1. In what way does In the Company of the Courtesan seem historically accurate to you? What details about Renaissance Italy do you think came from the author’s imagination, and what aspects of it do you think are based on her historical research of the period?

2. Do you think a character like Fiammetta could exist in today’s world? What, if anything, is modern about her?

3. What did you think of Fiammetta’s relationship with her mother, and of her mother’s influence on her life?

4. In the Company of the Courtesan is told from Bucino’s perspective. Why do you think the author wrote it this way, rather than from Fiammetta’s point of view? What are the benefits of hearing the story and seeing Venice from Bucino’s standpoint? What are the limitations?

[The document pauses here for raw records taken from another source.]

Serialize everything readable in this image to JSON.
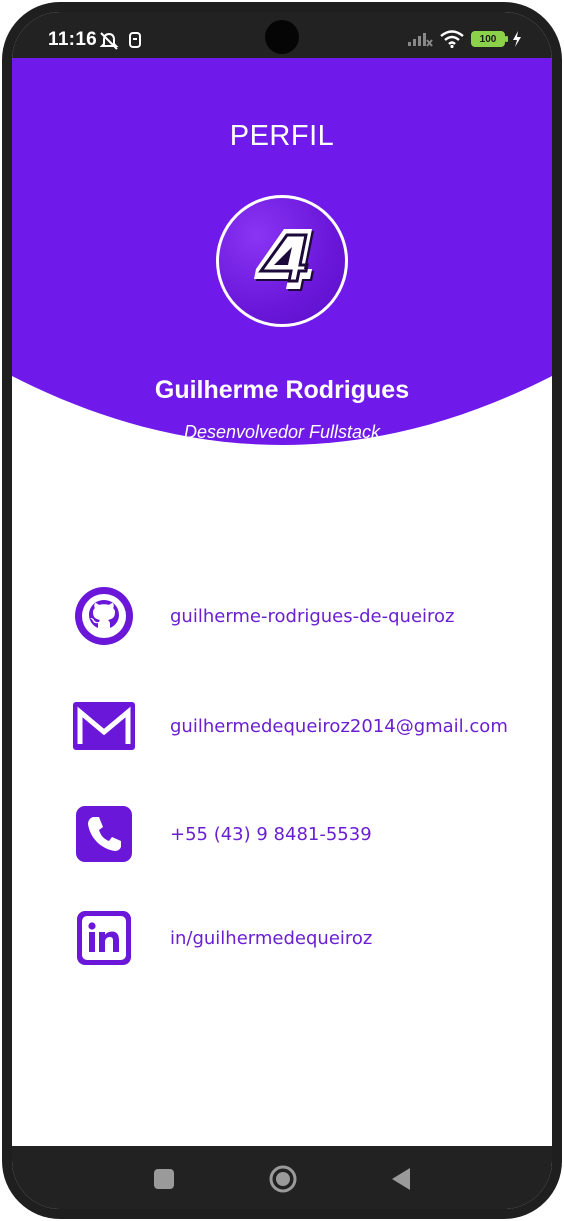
{
  "status": {
    "time": "11:16",
    "battery": "100"
  },
  "header": {
    "title": "PERFIL",
    "avatar_icon": "number-four-logo-icon",
    "name": "Guilherme Rodrigues",
    "role": "Desenvolvedor Fullstack",
    "color": "#6f1aeb"
  },
  "contacts": [
    {
      "icon": "github-icon",
      "label": "guilherme-rodrigues-de-queiroz"
    },
    {
      "icon": "email-icon",
      "label": "guilhermedequeiroz2014@gmail.com"
    },
    {
      "icon": "phone-icon",
      "label": "+55 (43) 9 8481-5539"
    },
    {
      "icon": "linkedin-icon",
      "label": "in/guilhermedequeiroz"
    }
  ],
  "navigation": {
    "buttons": [
      "recents-icon",
      "home-icon",
      "back-icon"
    ]
  },
  "colors": {
    "accent": "#6f1aeb",
    "icon": "#6a17d9",
    "text": "#6a1fd3"
  }
}
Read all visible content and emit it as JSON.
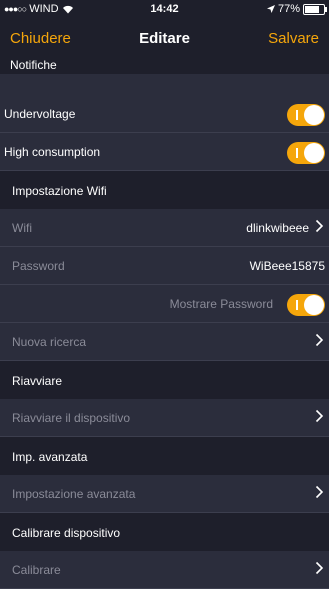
{
  "status_bar": {
    "carrier": "WIND",
    "time": "14:42",
    "battery": "77%",
    "battery_level": 0.77
  },
  "nav": {
    "close_label": "Chiudere",
    "title": "Editare",
    "save_label": "Salvare",
    "section_label": "Notifiche"
  },
  "notifications": {
    "undervoltage_label": "Undervoltage",
    "undervoltage_on": true,
    "high_consumption_label": "High consumption",
    "high_consumption_on": true
  },
  "wifi": {
    "header": "Impostazione Wifi",
    "wifi_label": "Wifi",
    "wifi_value": "dlinkwibeee",
    "password_label": "Password",
    "password_value": "WiBeee15875",
    "show_password_label": "Mostrare Password",
    "show_password_on": true,
    "new_search_label": "Nuova ricerca"
  },
  "restart": {
    "header": "Riavviare",
    "restart_device_label": "Riavviare il dispositivo"
  },
  "advanced": {
    "header": "Imp. avanzata",
    "advanced_settings_label": "Impostazione avanzata"
  },
  "calibrate": {
    "header": "Calibrare dispositivo",
    "calibrate_label": "Calibrare"
  },
  "colors": {
    "accent": "#f5a60b",
    "background": "#2b2d3c",
    "header_background": "#1e1f2b"
  }
}
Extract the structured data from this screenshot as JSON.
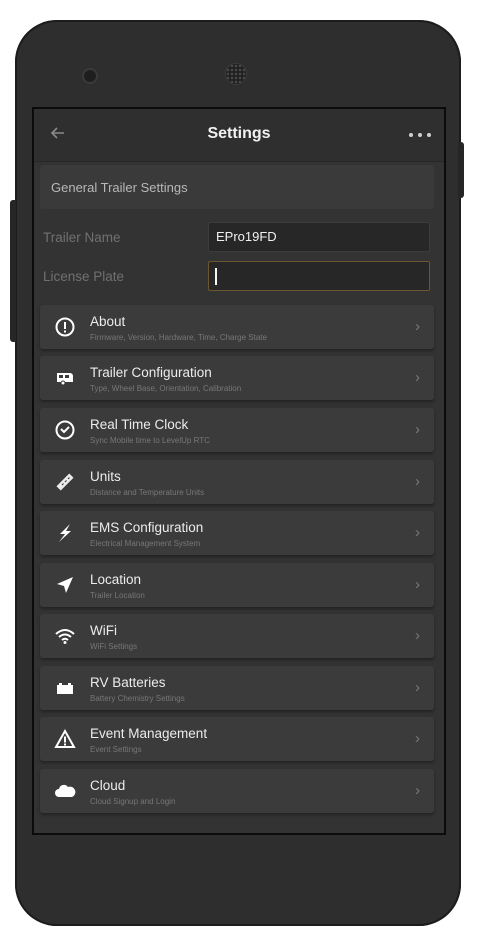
{
  "header": {
    "title": "Settings"
  },
  "general": {
    "title": "General Trailer Settings"
  },
  "fields": {
    "trailer_name": {
      "label": "Trailer Name",
      "value": "EPro19FD"
    },
    "license_plate": {
      "label": "License Plate",
      "value": ""
    }
  },
  "menu": [
    {
      "label": "About",
      "sub": "Firmware, Version, Hardware, Time, Charge State",
      "icon": "info-icon"
    },
    {
      "label": "Trailer Configuration",
      "sub": "Type, Wheel Base, Orientation, Calibration",
      "icon": "trailer-icon"
    },
    {
      "label": "Real Time Clock",
      "sub": "Sync Mobile time to LevelUp RTC",
      "icon": "clock-icon"
    },
    {
      "label": "Units",
      "sub": "Distance and Temperature Units",
      "icon": "ruler-icon"
    },
    {
      "label": "EMS Configuration",
      "sub": "Electrical Management System",
      "icon": "lightning-icon"
    },
    {
      "label": "Location",
      "sub": "Trailer Location",
      "icon": "location-arrow-icon"
    },
    {
      "label": "WiFi",
      "sub": "WiFi Settings",
      "icon": "wifi-icon"
    },
    {
      "label": "RV Batteries",
      "sub": "Battery Chemistry Settings",
      "icon": "battery-icon"
    },
    {
      "label": "Event Management",
      "sub": "Event Settings",
      "icon": "warning-icon"
    },
    {
      "label": "Cloud",
      "sub": "Cloud Signup and Login",
      "icon": "cloud-icon"
    }
  ],
  "colors": {
    "screen_bg": "#333333",
    "card_bg": "#3b3b3b",
    "focus_border": "#6b5631"
  }
}
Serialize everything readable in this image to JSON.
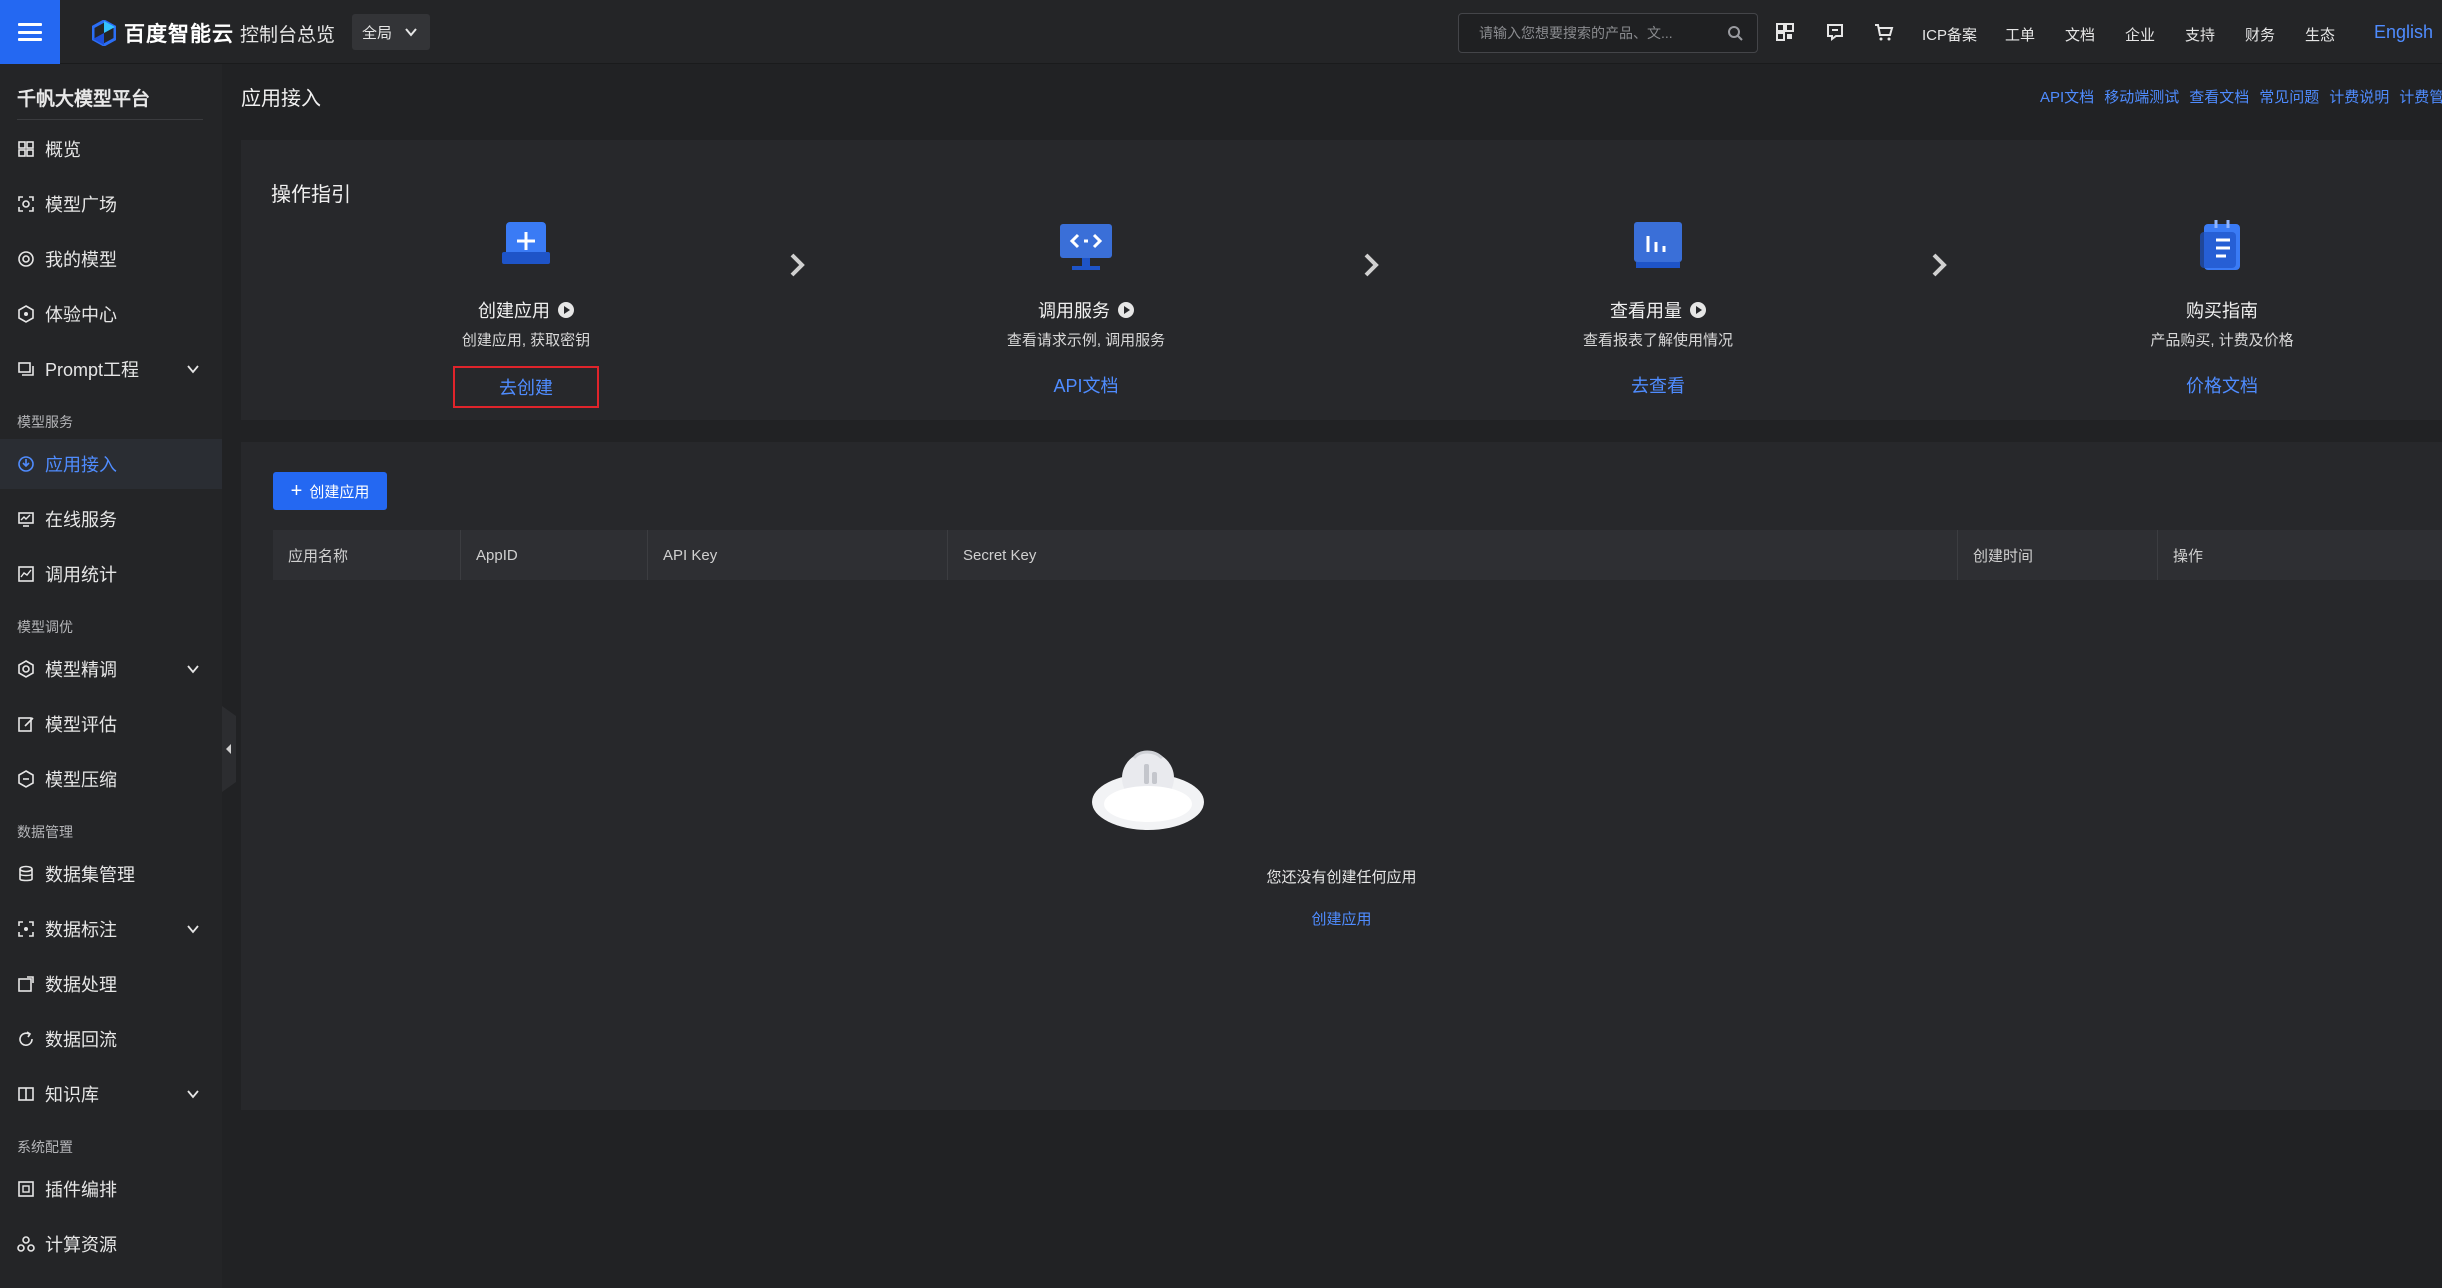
{
  "topbar": {
    "brand": "百度智能云",
    "console": "控制台总览",
    "region": "全局",
    "search_placeholder": "请输入您想要搜索的产品、文...",
    "links": [
      "ICP备案",
      "工单",
      "文档",
      "企业",
      "支持",
      "财务",
      "生态"
    ],
    "language": "English"
  },
  "sidebar": {
    "title": "千帆大模型平台",
    "items": [
      {
        "label": "概览"
      },
      {
        "label": "模型广场"
      },
      {
        "label": "我的模型"
      },
      {
        "label": "体验中心"
      },
      {
        "label": "Prompt工程"
      },
      {
        "label": "应用接入",
        "active": true
      },
      {
        "label": "在线服务"
      },
      {
        "label": "调用统计"
      },
      {
        "label": "模型精调"
      },
      {
        "label": "模型评估"
      },
      {
        "label": "模型压缩"
      },
      {
        "label": "数据集管理"
      },
      {
        "label": "数据标注"
      },
      {
        "label": "数据处理"
      },
      {
        "label": "数据回流"
      },
      {
        "label": "知识库"
      },
      {
        "label": "插件编排"
      },
      {
        "label": "计算资源"
      }
    ],
    "sections": [
      "模型服务",
      "模型调优",
      "数据管理",
      "系统配置"
    ]
  },
  "page": {
    "title": "应用接入",
    "doc_links": [
      "API文档",
      "移动端测试",
      "查看文档",
      "常见问题",
      "计费说明",
      "计费管"
    ]
  },
  "guide": {
    "title": "操作指引",
    "steps": [
      {
        "name": "创建应用",
        "desc": "创建应用, 获取密钥",
        "link": "去创建"
      },
      {
        "name": "调用服务",
        "desc": "查看请求示例, 调用服务",
        "link": "API文档"
      },
      {
        "name": "查看用量",
        "desc": "查看报表了解使用情况",
        "link": "去查看"
      },
      {
        "name": "购买指南",
        "desc": "产品购买, 计费及价格",
        "link": "价格文档"
      }
    ]
  },
  "list": {
    "create_button": "创建应用",
    "columns": [
      "应用名称",
      "AppID",
      "API Key",
      "Secret Key",
      "创建时间",
      "操作"
    ],
    "empty_text": "您还没有创建任何应用",
    "empty_link": "创建应用"
  },
  "colors": {
    "accent": "#2468f2",
    "link": "#4f8cff",
    "highlight_box": "#e0242b"
  }
}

5. We tend to think of Fiammetta’s profession as one that is very hard on women, one that doesn’t make for a happy life. On the whole, do you consider Fiammetta to be content or unhappy?

6. Did you find La Draga to be a likeable character? Did your view of her change as your reading progressed?

7. Is it accurate to describe Courtesan as a novel of “rebirth”? What are some other themes of this novel?

8. Do you think Fiammetta was truly in love with Foscari? If you don’t, how would you define their relationship? Was Bucino’s anger at this relationship justified?

9. What does sixteenth-century Venetian society have in common with our society today?

10. Why do Bucino and Fiammetta make such a good team? What makes them successful?

11. The picture on the cover of Courtesan is a detail from a painting by Tiziano Vecellio (Titian). When you were reading the novel, did you form an image of Fiammetta that was based on this cover image, or did you make up your own image of her? If your own, can you describe it?

12. What predictions would you make about little Fiammetta’s future life? Do you think she’ll have the same profession as her namesake?